Adding exception to java program

Question

I am having trouble adding an String exception to prevent my program from crashing when a string is entered instead of a int. I did look around and try out try{}catch{} but my program would still crash with a string. I'm looking to fix getInt().

import java.util.*;
public class Binary{

  public static void main(String[]args){
    Scanner in  = new Scanner(System.in);
    String a = "";
    boolean cont  = true;
    while(cont){
      printb(convert(getInt(in, "Enter a number: ")));
      System.out.println("Do you want to continue (yes or no)?");
      a = in.next();
      if(a.equals("yes"))
        cont = true;
      else{
        System.out.println("You answerd no. Have a nice day.");
        cont = false;
      }
    }


  }

  public static int getInt( Scanner console, String prompt){
    System.out.print(prompt);
    while(!console.hasNext()){
        try{
           console.next();
           System.out.println("Not an integer, try again.");
           System.out.print(prompt);
        }
        catch(Input MismatchException exception){
           System.out.print("Not an integer, try again.");
           System.out.print(prompt);
        }

    }
    return console.nextInt();
  }

  public static int[] convert(int decimal){

    int decimalCopy = decimal;
    int len = 0;
    while(decimal != 0){
      decimal/=2;
      len++;
    }
    decimal = decimalCopy;

    int[] b = new int[len];
    int index = 0;
    while(decimal !=0){
      if(decimal%2 != 0)
        b[index] = 1;
      else{
        b[index] = 0;
      }
    decimal/=2;
    index++;
    }

    return b;

  }

  public static void printb(int[] b){
    for(int i = b.length-1; i>=0; i--){
      System.out.print(b[i]);
    }
    System.out.println();
  }

} 

Answer 1

import java.util.*;
public class Binary{

  public static void main(String[]args){
    try {
    Scanner in  = new Scanner(System.in);
    String a = "";
    boolean cont  = true;
    while(cont){
      printb(convert(getInt(in, "Enter a number: ")));
      System.out.println("Do you want to continue (yes or no)?");
      a = in.next();
      if(a.equals("yes"))
        cont = true;
      else{
        System.out.println("You answerd no. Have a nice day.");
        cont = false;
      } }
    } catch(Exception e) {
      System.out.println("Invalid input");
    }


  }

  public static int getInt( Scanner console, String prompt){
    System.out.print(prompt);
    while(!console.hasNext()){
        console.next();
        System.out.println("Not an integer, try again.");
        System.out.print(prompt);
    }
    return console.nextInt();
  }

  public static int[] convert(int decimal){

    int decimalCopy = decimal;
    int len = 0;
    while(decimal != 0){
      decimal/=2;
      len++;
    }
    decimal = decimalCopy;

    int[] b = new int[len];
    int index = 0;
    while(decimal !=0){
      if(decimal%2 != 0)
        b[index] = 1;
      else{
        b[index] = 0;
      }
    decimal/=2;
    index++;
    }

    return b;

  }

  public static void printb(int[] b){
    for(int i = b.length-1; i>=0; i--){
      System.out.print(b[i]);
    }
    System.out.println();
  }

} `enter code here`

Answer 2

try/catch/finally is the way to handle this, but if you aren't familiar with exception handling, it can be tricky to figure out exactly what to do with them. And even when you do put them in the right place, you need to deal with the string input that hasn't been properly "cleaned up" so to speak, so cascades down to where a is assigned and ends the program (since everything that is not yes is no).
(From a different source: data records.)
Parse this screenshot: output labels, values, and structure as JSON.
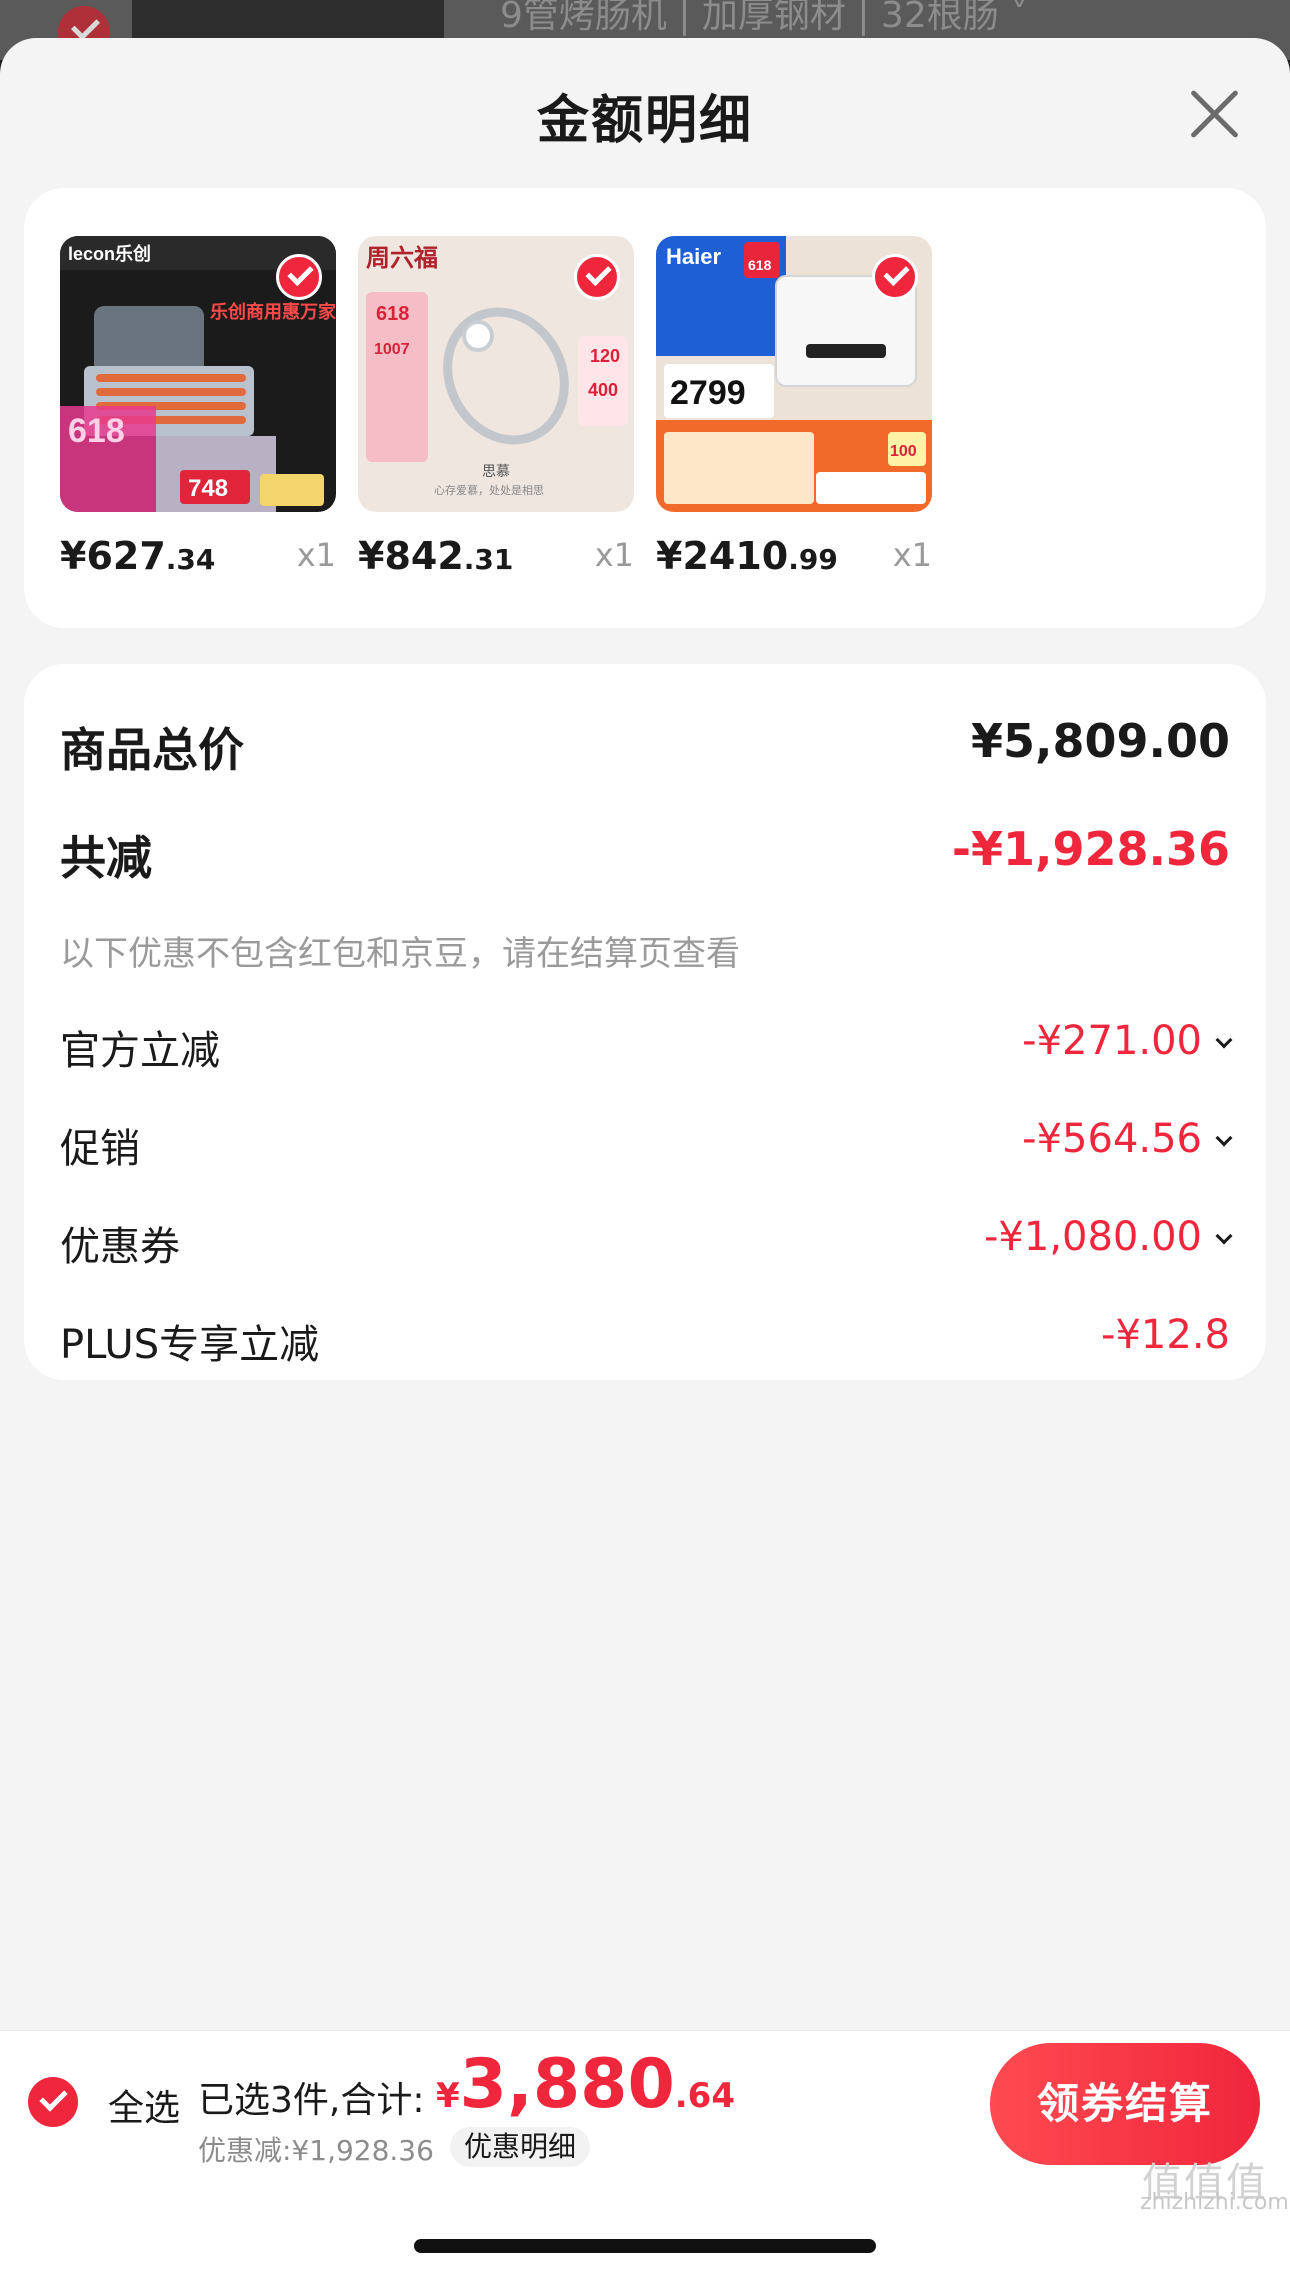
{
  "background": {
    "text": "9管烤肠机 | 加厚钢材 | 32根肠 ˅"
  },
  "sheet": {
    "title": "金额明细"
  },
  "products": [
    {
      "price_int": "¥627",
      "price_dec": ".34",
      "qty": "x1",
      "thumb_logo": "lecon乐创",
      "thumb_badge": "618",
      "thumb_price": "748",
      "thumb_headline": "乐创商用惠万家"
    },
    {
      "price_int": "¥842",
      "price_dec": ".31",
      "qty": "x1",
      "thumb_logo": "周六福",
      "thumb_badge": "618",
      "thumb_price": "1007",
      "thumb_caption": "思慕",
      "thumb_sub": "心存爱慕，处处是相思"
    },
    {
      "price_int": "¥2410",
      "price_dec": ".99",
      "qty": "x1",
      "thumb_logo": "Haier",
      "thumb_badge": "618",
      "thumb_price": "2799",
      "thumb_extra": "100"
    }
  ],
  "breakdown": {
    "total_label": "商品总价",
    "total_value": "¥5,809.00",
    "reduce_label": "共减",
    "reduce_value": "-¥1,928.36",
    "note": "以下优惠不包含红包和京豆，请在结算页查看",
    "items": [
      {
        "label": "官方立减",
        "value": "-¥271.00"
      },
      {
        "label": "促销",
        "value": "-¥564.56"
      },
      {
        "label": "优惠券",
        "value": "-¥1,080.00"
      },
      {
        "label": "PLUS专享立减",
        "value": "-¥12.8"
      }
    ]
  },
  "bottom_bar": {
    "select_all": "全选",
    "summary": "已选3件,合计:",
    "currency": "¥",
    "total_int": "3,880",
    "total_dec": ".64",
    "discount": "优惠减:¥1,928.36",
    "detail_link": "优惠明细",
    "checkout": "领券结算"
  },
  "watermark": {
    "logo": "值值值",
    "url": "zhizhizhi.com"
  },
  "colors": {
    "accent": "#f0263c",
    "sheet_bg": "#f4f4f4",
    "card_bg": "#ffffff"
  }
}
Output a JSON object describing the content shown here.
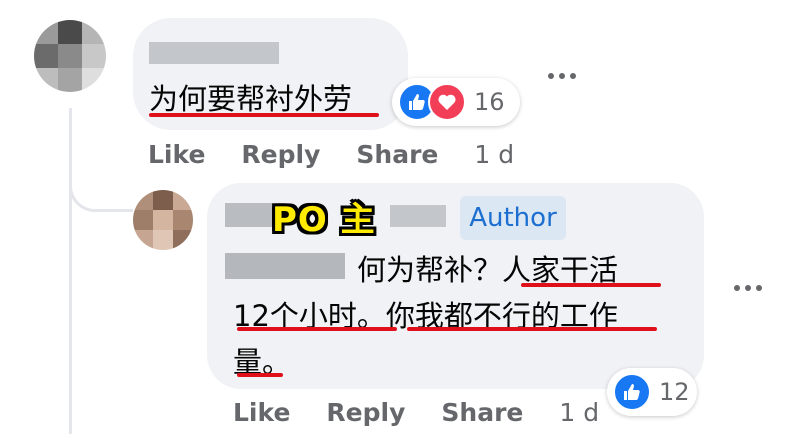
{
  "comment1": {
    "text": "为何要帮衬外劳",
    "reactions": {
      "icons": [
        "like-icon",
        "love-icon"
      ],
      "count": "16"
    },
    "actions": {
      "like": "Like",
      "reply": "Reply",
      "share": "Share",
      "time": "1 d"
    }
  },
  "comment2": {
    "overlay_label": "PO 主",
    "badge": "Author",
    "text_line1": "何为帮补？人家干活",
    "text_line2": "12个小时。你我都不行的工作",
    "text_line3": "量。",
    "reactions": {
      "icons": [
        "like-icon"
      ],
      "count": "12"
    },
    "actions": {
      "like": "Like",
      "reply": "Reply",
      "share": "Share",
      "time": "1 d"
    }
  },
  "colors": {
    "bubble": "#f0f2f5",
    "highlight_underline": "#e0101a",
    "author_badge_bg": "#dbe7f2",
    "author_badge_text": "#1c6fd1",
    "like_blue": "#1877f2",
    "love_red": "#f33e58",
    "po_label": "#ffeb00"
  }
}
The key is to put the line(s) that might throw an exception inside the try block, then catch the Exception with some error handling, and then continue what needs to happen with finally. (You could omit the finally here, but I wanted to make sure you understand it, because it's important. finally comes after try/catch and anything within that code block will be executed in either scenario (unless you exit the program prematurely).)

This should do it:

while (cont) {

  // getInt() is the troublemaker, so we try it:
  // Notice I have changed 'number' to 'integer' here - this improves
  // UX by prompting the user for the data type the program expects:

  try {
    printb(convert(getInt(in, "Enter an integer: ")));
  }

  // we catch the Exception and name it. 'e' is a convention but you
  // could call it something else. Sometimes we will use it for info,
  // and in this case we don't really need it, but Java expects it
  // nonetheless.
  // We do our error handling here: (notice the call to in.next() -
  // this ensures that the string that was entered gets properly
  // handled and doesn't cascade down to the assignment of 'a') - if
  // this confuses you, try it without the in.next() and see what
  // happens!

  catch (Exception e) {
    System.out.println("\nPlease enter an integer.\n");
    in.next();
  }

  // Again, in this case, the finally isn't necessary, but it can be
  // very handy, so I'm using it for illustrative purposes:

  finally {
    System.out.println("Do you want to continue (yes or no)?");
    a = in.next();
    if (a.equals("yes")) {
      cont = true;
    } else {
      System.out.println("You answered no. Have a nice day.");
      cont = false;
    }
  }
}